Here is Sarah Mervosh at The New York Times:
National test scores released on Wednesday showed a marked drop in students’ knowledge of U.S. history and a modest decline in civics, a sign of the pandemic’s alarming reach, damaging student performance in nearly every academic area.
The pandemic plunge in U.S. history accelerated a downward trend that began nearly a decade ago, hitting this recent low at a time when the subject itself has become increasingly politically divisive.
A growing number of students are falling below even the basic standards set out on the National Assessment of Educational Progress, a rigorous national exam administered by the Department of Education. About 40 percent of eighth graders scored “below basic” in U.S. history last year, compared with 34 percent in 2018 and 29 percent in 2014.
Just 13 percent of eighth graders were considered proficient — demonstrating competency over challenging subject matter — down from 18 percent nearly a decade ago.
Questions ranged from the simple — knowing that factory conditions in the 1800s were dangerous, with long days and low pay — to the complex. For example, only 6 percent of students could explain in their own words how two ideas from the Constitution were reflected in the Rev. Dr. Martin Luther King Jr.’s “I Have a Dream” speech.
The dip in civics performance was smaller but notable: It was the first decline since the test began being administered in the late 1990s. About 22 percent of students were proficient, down from 24 percent in 2018.

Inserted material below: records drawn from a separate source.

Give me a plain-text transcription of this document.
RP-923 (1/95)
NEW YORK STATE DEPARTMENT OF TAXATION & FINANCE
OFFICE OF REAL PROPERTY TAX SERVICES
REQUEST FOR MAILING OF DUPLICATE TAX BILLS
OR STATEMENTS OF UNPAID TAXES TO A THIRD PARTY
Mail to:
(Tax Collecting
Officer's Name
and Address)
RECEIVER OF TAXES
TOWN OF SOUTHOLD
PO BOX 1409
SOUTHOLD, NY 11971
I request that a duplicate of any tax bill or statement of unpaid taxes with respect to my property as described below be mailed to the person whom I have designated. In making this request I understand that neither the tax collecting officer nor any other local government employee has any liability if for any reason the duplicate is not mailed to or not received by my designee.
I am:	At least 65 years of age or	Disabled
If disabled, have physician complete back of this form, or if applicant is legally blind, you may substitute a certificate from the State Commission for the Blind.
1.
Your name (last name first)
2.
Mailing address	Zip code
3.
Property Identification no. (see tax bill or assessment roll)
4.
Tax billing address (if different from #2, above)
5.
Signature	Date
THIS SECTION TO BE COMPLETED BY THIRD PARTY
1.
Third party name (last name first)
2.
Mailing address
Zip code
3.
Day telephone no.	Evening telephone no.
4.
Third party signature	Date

“It doesn’t bode well for the future of this country and for the future of democracy if we don’t start doing more instruction in social studies,” said Kristin Dutcher Mann, a history professor at the University of Arkansas at Little Rock, who helps train middle and high school social studies teachers. At one point, she said, older elementary school students in her community received an hour of social studies each day. Now, she said, “they will be lucky if they get 30 minutes for social studies twice a week.”
Read the entire piece here.
As I have said many times before, we do a decent job of training kids for a capitalist economy, but a terrible job at training them to be democratic citizens.